Ms Shannon was out of town when her house sitter reported someone had kicked in her door and ransacked her property, stealing valuable items including jewellery, computers, money, phones and a gold watch.

For Ms Shannon, who was on the Sunshine Coast for the shock funeral of her 16-year-old nephew, the events had left her shattered.

"I bought my jewellery from all around the world, it has great sentimental value, there were diamonds," she said.

"I left in such a hurry [to the funeral] and in an emotional state, I'd normally take them with me.

"I've lived in a lot of places, I thought Warwick was a safe place and never thought this would happen here," she said.

Ms Shannon said the act was especially despicable, considering the town was already struggling.

"From my point of view, the people of this town are suffering enough ... and to think scumbags go around and do that," she said.

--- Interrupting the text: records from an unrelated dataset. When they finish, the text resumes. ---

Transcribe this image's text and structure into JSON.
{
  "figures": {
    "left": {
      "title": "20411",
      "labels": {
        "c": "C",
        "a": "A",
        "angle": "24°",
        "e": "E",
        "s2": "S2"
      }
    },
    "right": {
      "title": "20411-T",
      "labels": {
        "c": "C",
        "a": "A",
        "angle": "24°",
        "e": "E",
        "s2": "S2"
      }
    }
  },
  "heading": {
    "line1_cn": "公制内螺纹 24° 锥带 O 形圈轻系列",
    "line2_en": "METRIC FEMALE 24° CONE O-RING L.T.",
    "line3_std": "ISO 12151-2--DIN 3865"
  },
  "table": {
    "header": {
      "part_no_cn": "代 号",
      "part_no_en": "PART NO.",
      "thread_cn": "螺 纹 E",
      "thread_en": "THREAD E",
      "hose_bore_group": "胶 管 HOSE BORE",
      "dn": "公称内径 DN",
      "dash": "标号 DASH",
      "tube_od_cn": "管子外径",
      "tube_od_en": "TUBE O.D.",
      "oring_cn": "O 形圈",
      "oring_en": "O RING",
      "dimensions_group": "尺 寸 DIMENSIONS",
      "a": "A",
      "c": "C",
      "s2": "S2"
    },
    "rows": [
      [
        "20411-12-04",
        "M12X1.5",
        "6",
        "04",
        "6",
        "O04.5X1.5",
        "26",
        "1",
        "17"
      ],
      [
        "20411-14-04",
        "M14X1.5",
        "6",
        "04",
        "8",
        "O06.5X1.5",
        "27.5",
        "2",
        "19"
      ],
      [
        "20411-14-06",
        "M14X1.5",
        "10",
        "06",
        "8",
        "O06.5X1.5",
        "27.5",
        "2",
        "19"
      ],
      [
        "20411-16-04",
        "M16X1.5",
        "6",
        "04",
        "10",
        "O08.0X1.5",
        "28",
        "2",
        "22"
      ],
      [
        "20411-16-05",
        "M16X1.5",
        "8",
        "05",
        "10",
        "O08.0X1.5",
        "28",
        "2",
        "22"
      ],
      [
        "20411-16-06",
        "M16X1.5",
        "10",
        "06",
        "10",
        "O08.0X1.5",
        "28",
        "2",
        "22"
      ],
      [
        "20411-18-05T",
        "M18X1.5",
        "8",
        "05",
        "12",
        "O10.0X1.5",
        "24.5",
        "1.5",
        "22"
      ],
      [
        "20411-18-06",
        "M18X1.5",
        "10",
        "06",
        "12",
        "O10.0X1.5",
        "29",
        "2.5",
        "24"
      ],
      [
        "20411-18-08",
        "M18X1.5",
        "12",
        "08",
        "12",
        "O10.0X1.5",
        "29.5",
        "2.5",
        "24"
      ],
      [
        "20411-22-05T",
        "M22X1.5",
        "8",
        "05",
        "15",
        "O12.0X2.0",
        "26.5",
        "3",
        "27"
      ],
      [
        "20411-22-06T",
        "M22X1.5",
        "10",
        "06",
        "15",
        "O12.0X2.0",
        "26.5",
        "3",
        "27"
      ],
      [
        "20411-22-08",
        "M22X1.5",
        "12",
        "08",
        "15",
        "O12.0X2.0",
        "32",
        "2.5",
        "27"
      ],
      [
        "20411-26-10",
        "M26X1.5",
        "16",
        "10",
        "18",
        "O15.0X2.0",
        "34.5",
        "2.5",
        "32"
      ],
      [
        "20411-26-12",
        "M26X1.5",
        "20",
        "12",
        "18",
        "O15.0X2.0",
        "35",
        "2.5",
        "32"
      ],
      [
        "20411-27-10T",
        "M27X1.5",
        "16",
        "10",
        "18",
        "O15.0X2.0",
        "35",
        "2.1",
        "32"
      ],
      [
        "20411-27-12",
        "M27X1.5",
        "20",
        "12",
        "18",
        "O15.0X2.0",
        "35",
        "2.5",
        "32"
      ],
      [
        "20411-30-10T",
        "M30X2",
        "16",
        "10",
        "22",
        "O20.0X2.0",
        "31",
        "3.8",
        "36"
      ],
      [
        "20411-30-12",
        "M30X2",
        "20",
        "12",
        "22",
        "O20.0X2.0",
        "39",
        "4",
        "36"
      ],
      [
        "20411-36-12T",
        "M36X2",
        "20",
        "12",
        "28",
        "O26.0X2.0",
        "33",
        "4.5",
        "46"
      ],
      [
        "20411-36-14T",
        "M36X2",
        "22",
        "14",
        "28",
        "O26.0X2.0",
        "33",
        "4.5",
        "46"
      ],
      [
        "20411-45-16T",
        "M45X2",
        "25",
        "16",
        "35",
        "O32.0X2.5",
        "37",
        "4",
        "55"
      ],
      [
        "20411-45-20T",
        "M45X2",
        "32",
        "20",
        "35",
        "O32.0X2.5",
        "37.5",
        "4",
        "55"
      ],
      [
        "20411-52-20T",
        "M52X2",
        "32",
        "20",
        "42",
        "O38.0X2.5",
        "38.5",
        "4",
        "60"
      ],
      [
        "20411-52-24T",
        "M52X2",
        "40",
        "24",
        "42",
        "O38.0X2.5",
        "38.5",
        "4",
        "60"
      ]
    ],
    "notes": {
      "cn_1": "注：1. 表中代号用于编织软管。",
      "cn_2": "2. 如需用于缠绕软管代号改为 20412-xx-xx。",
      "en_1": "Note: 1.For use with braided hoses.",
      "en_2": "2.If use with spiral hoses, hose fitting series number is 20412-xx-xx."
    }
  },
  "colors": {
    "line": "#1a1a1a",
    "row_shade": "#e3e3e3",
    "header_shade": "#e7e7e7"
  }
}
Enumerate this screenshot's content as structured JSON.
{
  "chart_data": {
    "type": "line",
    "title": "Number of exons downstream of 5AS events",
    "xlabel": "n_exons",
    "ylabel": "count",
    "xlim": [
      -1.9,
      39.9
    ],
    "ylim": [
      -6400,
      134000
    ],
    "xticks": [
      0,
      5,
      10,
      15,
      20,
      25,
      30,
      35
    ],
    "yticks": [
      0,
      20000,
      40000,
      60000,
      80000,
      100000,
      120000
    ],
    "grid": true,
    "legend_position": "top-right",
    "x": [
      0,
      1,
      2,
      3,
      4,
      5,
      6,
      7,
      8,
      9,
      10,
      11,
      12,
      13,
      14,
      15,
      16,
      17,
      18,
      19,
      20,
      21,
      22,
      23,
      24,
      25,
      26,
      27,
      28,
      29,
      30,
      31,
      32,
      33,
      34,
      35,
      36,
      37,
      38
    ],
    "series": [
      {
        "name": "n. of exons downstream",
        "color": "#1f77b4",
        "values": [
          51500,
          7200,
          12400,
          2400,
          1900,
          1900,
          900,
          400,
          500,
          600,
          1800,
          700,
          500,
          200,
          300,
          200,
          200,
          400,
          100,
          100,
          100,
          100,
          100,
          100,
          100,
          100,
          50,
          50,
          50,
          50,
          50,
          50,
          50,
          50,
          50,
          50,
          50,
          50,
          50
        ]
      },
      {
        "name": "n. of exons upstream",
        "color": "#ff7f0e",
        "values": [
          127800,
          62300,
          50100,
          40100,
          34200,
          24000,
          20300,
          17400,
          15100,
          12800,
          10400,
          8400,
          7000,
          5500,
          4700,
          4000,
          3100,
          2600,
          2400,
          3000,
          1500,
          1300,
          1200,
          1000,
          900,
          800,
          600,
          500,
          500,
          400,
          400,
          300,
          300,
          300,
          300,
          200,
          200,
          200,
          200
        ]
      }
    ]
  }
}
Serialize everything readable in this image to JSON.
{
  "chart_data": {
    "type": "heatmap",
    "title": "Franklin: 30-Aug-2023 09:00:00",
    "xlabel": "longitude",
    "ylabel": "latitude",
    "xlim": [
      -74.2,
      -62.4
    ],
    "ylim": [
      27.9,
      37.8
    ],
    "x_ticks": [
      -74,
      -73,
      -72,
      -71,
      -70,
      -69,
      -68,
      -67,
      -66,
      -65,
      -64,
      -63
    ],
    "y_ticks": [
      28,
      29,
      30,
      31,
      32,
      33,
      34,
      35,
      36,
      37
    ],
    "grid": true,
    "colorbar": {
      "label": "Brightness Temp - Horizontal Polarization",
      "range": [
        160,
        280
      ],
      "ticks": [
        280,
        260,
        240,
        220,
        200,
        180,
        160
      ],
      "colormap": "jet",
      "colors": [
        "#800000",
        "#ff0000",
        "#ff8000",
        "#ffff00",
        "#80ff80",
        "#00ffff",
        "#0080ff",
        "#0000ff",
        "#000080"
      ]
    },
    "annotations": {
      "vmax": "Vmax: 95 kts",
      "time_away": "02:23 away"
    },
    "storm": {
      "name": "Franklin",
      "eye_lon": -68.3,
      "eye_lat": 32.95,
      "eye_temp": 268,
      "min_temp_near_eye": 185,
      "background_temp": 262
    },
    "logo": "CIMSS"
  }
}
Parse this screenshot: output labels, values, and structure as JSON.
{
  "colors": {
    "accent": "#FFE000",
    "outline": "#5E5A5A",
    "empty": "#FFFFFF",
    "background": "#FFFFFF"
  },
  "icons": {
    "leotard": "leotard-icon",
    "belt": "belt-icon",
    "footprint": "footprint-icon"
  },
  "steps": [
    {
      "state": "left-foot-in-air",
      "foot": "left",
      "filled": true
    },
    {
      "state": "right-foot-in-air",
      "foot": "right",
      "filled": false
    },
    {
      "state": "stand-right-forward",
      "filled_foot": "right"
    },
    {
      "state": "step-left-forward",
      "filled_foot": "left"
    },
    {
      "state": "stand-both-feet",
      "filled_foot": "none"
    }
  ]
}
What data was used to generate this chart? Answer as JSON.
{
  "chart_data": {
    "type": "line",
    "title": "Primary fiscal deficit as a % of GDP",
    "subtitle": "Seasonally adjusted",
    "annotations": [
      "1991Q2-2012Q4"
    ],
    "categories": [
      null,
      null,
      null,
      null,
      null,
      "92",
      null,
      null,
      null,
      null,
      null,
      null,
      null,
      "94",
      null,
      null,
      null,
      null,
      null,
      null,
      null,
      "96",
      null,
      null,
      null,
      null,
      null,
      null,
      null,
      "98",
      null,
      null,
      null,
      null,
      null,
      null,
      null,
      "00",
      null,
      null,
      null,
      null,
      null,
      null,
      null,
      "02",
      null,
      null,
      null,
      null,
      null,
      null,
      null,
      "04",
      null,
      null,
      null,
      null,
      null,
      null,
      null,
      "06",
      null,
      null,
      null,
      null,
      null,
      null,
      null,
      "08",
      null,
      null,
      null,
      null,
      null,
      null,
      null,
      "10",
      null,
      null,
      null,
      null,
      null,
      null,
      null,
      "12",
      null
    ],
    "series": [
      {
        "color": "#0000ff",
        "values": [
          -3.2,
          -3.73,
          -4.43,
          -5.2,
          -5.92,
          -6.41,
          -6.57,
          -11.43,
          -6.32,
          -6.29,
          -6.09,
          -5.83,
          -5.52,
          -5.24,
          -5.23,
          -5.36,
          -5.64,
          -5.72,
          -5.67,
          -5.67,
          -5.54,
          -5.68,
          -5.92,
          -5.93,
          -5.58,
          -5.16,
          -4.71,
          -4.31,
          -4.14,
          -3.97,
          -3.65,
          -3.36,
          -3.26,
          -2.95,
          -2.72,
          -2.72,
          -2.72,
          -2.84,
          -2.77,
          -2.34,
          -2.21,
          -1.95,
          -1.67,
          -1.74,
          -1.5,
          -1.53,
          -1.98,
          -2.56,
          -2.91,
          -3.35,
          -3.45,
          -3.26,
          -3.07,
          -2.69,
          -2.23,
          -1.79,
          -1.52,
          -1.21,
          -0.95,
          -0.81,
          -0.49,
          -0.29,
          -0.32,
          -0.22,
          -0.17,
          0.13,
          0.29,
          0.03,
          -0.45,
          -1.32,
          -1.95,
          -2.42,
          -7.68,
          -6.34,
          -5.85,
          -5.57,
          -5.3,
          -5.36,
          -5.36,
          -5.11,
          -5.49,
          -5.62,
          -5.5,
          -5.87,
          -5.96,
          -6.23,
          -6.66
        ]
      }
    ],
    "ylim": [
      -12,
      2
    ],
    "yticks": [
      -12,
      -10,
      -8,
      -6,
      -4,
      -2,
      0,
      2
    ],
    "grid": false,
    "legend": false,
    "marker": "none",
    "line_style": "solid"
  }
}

Acting officer-in-charge Shane Reid said the spate of break-ins, which also occurred in Myrtle Ave, Pratten St, and Ruston St, were definitely higher than normal for the Rose City, and blamed the increase on out of town thieves.

"We've had, of late, offenders from other nearby towns that have come to Warwick and attended a spate of property offences," he said.

"Over the last 12 months, we've seen a higher rate of offenders not from Warwick coming to Warwick. It's becoming more common.

"It's always a worry, you look at Warwick and anyone can steal a car, do four to five break-ins and leave."

Sergeant Reid said police weren't ruling out the possibility the incidents were related and warned residents to be vigilant.

"At this stage, we have no confirmation that they're linked, however, with a number of break and enters in a short time, history shows they may be the same offenders," he said.

"We're used to a relaxed country style of living, we don't live in suburbs in Brisbane where there's extremely high rates of crime, but unfortunately if they don't be vigilant, the opportunity will be taken up by offenders and what we're seeing is easy break and enter offences being committed."

The slew follows a case last month where two teenagers drove to Warwick to commit a series of break-ins.